If I knew I could not fail, I would...
I have started a Ph.D. program. I have a job in which I take pride. I have the family and friends of my dreams, and I like the person that I am. From where I started, these things are triumphs I would not have imagined. So after all of this, “fail” is not in my vocabulary. I will write a book one day. I will adopt siblings one day. I will help create a program that does more than just give money to first generation college students, but sets up communities to support them. I think that by shooting for the moon, even if I miss I’ll still be among the stars!
The one UGA experience I will always remember will be...

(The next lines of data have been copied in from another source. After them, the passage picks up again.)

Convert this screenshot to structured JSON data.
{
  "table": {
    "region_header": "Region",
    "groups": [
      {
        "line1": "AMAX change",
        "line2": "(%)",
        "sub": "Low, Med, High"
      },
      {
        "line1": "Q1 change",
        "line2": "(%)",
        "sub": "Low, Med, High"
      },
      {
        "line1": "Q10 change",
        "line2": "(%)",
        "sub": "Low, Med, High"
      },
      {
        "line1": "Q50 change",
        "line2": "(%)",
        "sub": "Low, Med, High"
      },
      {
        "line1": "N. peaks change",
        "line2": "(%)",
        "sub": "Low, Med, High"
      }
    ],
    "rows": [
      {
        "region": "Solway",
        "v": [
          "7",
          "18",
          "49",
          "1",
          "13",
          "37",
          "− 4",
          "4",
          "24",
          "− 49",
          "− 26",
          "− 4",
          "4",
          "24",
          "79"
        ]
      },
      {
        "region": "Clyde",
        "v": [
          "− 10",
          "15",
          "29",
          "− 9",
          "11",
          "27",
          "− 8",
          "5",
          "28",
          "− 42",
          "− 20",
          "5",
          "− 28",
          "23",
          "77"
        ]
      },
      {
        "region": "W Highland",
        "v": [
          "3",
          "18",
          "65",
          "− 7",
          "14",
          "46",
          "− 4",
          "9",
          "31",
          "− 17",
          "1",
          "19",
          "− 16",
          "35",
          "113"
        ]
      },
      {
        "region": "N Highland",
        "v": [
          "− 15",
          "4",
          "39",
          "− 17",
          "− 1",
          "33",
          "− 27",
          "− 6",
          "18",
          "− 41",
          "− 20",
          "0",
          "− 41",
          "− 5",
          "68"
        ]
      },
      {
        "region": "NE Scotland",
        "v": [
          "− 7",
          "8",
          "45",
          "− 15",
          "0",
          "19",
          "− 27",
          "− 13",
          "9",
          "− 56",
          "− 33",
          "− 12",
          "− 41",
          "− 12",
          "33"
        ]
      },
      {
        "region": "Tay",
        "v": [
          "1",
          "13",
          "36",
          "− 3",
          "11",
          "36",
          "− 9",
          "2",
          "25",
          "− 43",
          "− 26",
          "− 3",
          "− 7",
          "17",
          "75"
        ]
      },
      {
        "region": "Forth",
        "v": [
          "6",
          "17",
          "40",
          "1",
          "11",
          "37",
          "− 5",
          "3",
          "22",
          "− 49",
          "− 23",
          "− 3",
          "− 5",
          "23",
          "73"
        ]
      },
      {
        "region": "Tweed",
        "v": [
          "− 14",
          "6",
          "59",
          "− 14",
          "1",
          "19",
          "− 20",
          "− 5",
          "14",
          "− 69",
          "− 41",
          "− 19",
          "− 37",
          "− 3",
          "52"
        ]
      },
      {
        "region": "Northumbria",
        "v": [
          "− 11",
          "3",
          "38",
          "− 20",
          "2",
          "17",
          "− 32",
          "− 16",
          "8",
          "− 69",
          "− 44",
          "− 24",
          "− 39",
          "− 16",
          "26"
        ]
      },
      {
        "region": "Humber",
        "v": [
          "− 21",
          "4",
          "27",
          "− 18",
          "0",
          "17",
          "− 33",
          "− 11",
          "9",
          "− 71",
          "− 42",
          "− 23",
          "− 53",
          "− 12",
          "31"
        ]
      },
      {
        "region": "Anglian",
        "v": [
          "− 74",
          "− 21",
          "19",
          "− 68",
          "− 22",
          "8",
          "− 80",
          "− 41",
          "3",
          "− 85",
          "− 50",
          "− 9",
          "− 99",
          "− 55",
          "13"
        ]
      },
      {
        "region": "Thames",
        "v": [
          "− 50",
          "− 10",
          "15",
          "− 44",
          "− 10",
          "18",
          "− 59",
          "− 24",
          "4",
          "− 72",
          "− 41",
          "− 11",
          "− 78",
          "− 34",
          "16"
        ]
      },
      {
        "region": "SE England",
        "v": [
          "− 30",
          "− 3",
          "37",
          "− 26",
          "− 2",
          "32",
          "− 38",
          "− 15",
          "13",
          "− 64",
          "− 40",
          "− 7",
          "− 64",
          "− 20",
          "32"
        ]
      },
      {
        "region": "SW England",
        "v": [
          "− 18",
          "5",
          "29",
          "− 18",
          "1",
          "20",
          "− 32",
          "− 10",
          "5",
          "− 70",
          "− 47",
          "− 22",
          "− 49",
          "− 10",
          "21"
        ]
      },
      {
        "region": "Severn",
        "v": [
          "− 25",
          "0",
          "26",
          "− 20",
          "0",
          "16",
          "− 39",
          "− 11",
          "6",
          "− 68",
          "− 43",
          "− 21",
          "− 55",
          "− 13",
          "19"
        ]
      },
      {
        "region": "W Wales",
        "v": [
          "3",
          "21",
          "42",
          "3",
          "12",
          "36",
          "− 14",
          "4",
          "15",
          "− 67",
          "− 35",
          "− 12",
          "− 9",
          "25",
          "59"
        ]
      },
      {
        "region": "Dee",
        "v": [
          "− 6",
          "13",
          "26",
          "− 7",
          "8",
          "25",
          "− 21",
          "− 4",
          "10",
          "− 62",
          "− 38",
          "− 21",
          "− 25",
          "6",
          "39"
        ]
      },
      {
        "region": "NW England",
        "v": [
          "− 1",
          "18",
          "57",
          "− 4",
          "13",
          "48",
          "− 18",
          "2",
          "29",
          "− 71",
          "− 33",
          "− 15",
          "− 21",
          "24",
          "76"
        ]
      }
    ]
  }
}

...my first Dance Marathon. I found out about DM when Seth was at Children’s Healthcare of Atlanta for his 4th surgery resulting from being born with gastrochisis, and I did not know what to expect when we were asked to come and be a Miracle Family. We certainly did not expect that we would be surrounded by 1,000 screaming students who sacrificed 24 hours of prime weekend to spend time with kids from Children’s Hospital. As I told Seth’s story, I was so emotionally charged knowing how much these students gave of themselves. Yet they thought hearing our stories was a motivation for them! DM-ers are my favorite people, and I doubt that most of them will ever know how much they are responsible for my collegiate success, my family’s happiness and their contribution to a hospital that saved my son’s life.